Sunday, November 25, 2012
Classic Albums: Elvis Costello and the Attractions, This Year's Model
Sometimes thanks to the fates or the unknowable vicissitudes of the universe, I get turned onto the exact right music at the exact right time in my life. I was lucky enough to experience such a moment of grace at the end of senior year of high school, when I picked up my first Elvis Costello album, This Year's Model. At that age I was an awkward romantic obsessed with women but too socially maladjusted to do much about it except blow multiple dating opportunities with cute girls due to my inability to woo them properly. (Evidently not talking to someone because you're too afraid to say the wrong thing might make her think you're not interested.
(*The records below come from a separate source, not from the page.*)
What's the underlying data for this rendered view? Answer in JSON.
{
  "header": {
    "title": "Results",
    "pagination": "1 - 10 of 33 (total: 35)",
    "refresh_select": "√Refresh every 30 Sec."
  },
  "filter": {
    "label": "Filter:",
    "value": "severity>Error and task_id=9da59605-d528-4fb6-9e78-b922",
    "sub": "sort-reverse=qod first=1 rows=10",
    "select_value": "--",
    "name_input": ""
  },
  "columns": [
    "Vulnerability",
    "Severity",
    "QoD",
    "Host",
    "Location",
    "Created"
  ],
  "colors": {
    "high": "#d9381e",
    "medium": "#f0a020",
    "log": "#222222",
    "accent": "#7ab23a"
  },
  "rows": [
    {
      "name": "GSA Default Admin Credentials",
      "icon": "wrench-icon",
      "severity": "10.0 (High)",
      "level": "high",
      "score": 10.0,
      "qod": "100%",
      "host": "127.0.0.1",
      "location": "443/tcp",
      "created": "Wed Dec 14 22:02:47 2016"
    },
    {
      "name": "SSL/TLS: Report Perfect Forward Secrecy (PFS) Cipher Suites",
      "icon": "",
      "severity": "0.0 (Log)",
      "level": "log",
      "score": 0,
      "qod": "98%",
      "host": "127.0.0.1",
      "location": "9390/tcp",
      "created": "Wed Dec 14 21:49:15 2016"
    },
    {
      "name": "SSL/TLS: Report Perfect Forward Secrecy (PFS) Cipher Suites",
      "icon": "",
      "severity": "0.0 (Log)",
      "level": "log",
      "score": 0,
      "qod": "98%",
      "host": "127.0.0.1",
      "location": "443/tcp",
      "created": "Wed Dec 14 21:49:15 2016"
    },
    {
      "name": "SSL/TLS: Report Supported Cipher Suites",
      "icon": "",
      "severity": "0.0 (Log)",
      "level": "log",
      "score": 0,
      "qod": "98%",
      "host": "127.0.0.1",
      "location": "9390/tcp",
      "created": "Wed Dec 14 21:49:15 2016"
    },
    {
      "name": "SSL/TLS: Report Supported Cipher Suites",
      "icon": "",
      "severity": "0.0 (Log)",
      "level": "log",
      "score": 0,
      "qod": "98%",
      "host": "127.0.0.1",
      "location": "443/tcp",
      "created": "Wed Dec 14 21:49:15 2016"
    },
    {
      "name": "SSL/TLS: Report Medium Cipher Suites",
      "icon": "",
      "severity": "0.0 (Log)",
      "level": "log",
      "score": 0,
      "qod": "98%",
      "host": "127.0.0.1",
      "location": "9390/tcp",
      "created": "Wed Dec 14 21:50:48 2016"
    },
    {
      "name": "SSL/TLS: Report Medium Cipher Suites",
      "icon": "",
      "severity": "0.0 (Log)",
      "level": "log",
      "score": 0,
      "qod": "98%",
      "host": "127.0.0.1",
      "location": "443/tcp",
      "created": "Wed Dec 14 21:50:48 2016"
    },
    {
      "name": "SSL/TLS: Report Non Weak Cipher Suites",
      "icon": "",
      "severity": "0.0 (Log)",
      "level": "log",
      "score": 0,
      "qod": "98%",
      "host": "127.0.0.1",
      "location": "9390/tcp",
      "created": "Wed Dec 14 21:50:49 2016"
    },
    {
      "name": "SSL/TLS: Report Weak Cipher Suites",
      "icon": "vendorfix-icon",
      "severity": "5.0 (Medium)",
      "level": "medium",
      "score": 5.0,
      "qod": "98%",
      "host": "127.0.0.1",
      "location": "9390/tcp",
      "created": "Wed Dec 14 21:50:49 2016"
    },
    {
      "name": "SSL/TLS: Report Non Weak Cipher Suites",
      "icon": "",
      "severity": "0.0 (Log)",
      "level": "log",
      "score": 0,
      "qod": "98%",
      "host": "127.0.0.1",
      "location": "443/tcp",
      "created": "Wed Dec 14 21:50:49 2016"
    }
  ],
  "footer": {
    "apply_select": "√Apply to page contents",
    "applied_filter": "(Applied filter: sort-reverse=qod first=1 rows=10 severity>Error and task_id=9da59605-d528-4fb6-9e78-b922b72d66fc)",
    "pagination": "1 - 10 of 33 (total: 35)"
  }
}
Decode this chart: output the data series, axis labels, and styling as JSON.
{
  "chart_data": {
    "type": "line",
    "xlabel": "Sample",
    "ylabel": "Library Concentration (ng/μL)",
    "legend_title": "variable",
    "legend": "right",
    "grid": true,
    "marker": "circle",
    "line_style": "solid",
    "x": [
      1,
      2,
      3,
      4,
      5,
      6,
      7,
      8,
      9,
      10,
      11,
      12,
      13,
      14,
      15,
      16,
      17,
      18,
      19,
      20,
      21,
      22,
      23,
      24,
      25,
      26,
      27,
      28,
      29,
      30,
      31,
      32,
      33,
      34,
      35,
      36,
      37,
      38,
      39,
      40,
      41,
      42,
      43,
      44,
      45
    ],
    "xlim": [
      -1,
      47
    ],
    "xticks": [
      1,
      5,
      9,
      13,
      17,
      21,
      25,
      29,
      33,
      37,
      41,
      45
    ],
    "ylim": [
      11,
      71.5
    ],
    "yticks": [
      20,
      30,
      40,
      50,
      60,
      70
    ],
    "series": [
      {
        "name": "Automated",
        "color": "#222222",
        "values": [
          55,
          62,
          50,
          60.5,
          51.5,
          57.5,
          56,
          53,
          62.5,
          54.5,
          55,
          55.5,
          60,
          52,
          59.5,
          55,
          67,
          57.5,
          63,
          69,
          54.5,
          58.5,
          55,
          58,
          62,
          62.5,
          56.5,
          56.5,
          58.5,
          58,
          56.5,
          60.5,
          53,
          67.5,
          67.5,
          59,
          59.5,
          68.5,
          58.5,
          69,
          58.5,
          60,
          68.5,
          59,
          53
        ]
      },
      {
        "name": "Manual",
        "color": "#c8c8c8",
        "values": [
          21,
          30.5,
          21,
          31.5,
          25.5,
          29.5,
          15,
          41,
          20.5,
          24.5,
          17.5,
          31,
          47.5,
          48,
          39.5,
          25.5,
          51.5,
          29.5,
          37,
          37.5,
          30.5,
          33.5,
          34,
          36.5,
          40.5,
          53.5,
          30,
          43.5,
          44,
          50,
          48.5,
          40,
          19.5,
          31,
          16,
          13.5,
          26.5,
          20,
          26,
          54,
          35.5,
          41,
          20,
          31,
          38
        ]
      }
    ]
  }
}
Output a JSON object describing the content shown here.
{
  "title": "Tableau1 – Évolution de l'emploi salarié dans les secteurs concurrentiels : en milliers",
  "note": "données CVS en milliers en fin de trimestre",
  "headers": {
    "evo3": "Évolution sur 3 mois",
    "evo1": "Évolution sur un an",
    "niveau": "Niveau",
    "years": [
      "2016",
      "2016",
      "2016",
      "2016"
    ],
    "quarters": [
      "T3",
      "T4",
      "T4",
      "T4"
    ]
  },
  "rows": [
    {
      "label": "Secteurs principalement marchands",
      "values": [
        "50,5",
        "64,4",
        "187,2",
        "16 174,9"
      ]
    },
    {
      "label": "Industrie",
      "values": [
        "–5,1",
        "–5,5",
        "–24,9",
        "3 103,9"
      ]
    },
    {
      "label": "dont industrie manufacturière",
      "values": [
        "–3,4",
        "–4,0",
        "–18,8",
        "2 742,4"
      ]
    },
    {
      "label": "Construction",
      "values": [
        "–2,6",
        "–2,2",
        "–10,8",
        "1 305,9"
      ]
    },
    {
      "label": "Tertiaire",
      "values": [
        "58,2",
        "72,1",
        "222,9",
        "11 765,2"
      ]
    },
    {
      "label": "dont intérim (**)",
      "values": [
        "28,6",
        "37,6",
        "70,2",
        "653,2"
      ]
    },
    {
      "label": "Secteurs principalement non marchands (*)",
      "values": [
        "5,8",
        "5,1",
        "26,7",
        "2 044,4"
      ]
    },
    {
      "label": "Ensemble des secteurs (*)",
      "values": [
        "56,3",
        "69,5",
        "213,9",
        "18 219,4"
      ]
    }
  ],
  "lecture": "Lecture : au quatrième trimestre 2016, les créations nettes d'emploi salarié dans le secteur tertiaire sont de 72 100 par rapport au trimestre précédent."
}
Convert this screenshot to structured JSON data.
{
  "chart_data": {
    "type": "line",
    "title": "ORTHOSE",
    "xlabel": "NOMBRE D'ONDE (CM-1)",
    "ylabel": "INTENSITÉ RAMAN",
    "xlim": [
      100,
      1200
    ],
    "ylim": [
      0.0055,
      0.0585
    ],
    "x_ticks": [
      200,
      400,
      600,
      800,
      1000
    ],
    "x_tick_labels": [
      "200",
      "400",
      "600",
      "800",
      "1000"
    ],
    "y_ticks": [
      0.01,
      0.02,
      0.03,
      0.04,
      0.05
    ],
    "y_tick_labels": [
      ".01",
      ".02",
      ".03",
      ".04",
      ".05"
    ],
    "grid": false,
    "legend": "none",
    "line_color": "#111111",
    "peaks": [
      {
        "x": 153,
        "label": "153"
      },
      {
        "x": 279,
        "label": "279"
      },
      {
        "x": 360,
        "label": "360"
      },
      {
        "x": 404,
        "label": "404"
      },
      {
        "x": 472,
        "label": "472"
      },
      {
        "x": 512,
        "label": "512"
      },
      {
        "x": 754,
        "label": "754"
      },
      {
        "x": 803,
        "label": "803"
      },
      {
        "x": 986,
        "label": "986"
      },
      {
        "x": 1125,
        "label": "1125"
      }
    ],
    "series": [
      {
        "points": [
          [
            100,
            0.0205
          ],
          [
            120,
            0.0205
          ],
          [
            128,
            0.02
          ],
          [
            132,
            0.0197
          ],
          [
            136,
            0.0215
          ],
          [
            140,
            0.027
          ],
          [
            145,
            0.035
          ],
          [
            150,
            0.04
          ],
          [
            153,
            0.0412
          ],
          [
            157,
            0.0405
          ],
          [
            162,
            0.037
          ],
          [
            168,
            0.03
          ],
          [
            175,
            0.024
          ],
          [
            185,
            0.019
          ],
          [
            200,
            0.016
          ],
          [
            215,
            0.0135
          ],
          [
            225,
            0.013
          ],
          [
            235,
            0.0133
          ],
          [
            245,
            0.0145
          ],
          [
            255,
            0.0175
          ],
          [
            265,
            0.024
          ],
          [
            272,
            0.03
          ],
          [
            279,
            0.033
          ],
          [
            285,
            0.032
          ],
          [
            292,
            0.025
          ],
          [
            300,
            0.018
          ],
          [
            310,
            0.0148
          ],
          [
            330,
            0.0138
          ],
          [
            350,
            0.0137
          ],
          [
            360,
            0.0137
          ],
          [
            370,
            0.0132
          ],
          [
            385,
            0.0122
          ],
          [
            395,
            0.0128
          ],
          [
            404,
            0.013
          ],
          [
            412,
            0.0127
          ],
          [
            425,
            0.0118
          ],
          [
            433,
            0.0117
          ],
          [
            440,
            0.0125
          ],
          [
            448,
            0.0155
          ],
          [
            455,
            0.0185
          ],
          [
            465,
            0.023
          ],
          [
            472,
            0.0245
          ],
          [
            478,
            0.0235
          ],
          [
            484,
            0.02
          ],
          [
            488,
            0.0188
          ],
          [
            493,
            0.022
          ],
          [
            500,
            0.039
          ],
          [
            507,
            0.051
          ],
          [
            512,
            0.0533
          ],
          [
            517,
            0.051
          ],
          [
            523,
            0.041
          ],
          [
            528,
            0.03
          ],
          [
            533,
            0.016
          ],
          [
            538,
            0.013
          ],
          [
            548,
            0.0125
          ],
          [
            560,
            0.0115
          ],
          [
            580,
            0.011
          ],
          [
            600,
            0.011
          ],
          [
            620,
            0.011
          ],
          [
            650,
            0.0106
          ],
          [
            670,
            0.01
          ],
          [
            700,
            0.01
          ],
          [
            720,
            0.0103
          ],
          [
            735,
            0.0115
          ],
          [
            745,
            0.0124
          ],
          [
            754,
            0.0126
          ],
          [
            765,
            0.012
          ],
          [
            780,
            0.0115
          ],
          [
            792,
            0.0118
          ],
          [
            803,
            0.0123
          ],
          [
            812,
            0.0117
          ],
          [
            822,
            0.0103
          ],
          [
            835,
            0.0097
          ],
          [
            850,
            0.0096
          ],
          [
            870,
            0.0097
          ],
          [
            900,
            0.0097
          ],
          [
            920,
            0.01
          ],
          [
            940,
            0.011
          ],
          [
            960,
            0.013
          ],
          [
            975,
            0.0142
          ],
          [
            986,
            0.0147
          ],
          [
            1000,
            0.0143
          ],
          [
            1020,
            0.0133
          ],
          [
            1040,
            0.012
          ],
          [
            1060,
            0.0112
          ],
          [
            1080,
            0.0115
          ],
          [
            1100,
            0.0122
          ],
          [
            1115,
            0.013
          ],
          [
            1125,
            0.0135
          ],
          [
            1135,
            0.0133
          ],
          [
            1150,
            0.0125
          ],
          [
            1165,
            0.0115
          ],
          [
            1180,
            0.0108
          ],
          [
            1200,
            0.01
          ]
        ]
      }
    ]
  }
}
Who knew?)
I was a young man in need of a different kind of love song, a love song steeped in frustration and bitterness, and Elvis Costello gave me plenty of those songs. (I actually lived out an incident of the kind described in "I'm Not Angry" where my love interest "went upstairs with the boyfriend while I'm left here to listen.") Costello just seemed like he understood me, from the nerdy classes to his nervy voice.
This Year's Model's sound struck me then, and it still does. Bruce Thomas' bass is full and up front, Pete Thomas' drums hard hitting, and Steve Nieve's organ, not Costello's guitar, usually carries the melody. The organ and bass dominated sound, split between the high and low end, gives musical embodiment to the emotional tensions of the lyrics and Costello's voice. The first track, "No Action," makes it apparent from the beginning that for all its lyrical acrobatics, this record is going to rock hard. (In fact, I was a little disappointed initially when I started listening to Costello's later output, since it is much less hard edged.) The tempo is jacked into fifth gear right from the start, and the key lyric "Every time I phone you I just want to put you down" makes it pretty clear that the listener can't expect love songs with happy endings.
"This Year's Model" and "The Beat" shift back into mid tempo, but positively drip with menace and romantic frustration. Perhaps to break the tension, the next track is "Pump It Up," the best known track on the album and probably the catchiest, anchored by a killer Nieve organ riff. Once you delve beneath the rave up on the surface, however, the lyrics are a desperate cry of sexual frustration.
From there, side one closes out with "Little Triggers" and "You Belong To Me," which are strongly reminiscent of sixties pop. "Little Triggers" could pass for a doo-wop homage, and "You Belong to Me" sounds like a much more conventional love song, complete with a catchy hook.
Not to worry, since side two opens with "Hand in Hand," which turns the old love-song forms on their heads. The romantic title has a sinister intent, when Elvis croons "If I go dooooooowwwn/ You're gonna come with me/ Hand in hand" with musical backing worthy of a Brill Building pop number as performed by the Electric Prunes. It's a great set up for "(I Don't Want to Go to) Chelsea"'s herky-jerky rhythms and snake and ladder organ lines.
With the mood building, This Year's Model shows why our shuffle playlist rather than album oriented listening habits have hurt us. Just when you think that things can't get any better, the bright acoustic guitar lead of "Lip Service" cuts through the speakers, a ray of sunshine amidst the claustrophobic sound of the other tracks. Or so you think, until Costello starts singing with a voice that's grainy and snarly even by his standards. When he gets to the chorus and accuses everyone of "just going through the motions," my 18-year old non-comformist self felt like he had met his artistic life mentor.
I felt the same thing on "Living in Paradise," when I head the line "the thrill is here but it won't last long/ better have your fun before it moves along/ and you're already looking for/ another fool like me" and on the driving "Lipstick Vogue" with "sometimes love is like a tumor/ you have to cut it out." Those words seemed to sum up my major frustration of the time, in that I felt such passionate emotions for other people but I had no way of converting those almost torturous feelings into anything real.
With things brought up to such a fever pitch at the end of the record, Costello breaks from emotional matters to politics with "Night Rally," a song aimed at the rise of neo-fascist groups like the National Front in the late 1970s. It's a sort of anti-anthem, slowly building up to one of Costello's best vocal performances. When he hits the verse that starts "Oh I know I'm ungrateful" with such passionate fervor, it gets me every time. Perhaps he included that song last to remind his listeners that there are more important things in that world than our own emotional turmoils, a message I would not have accepted at age 18, but will fully acknowledge now.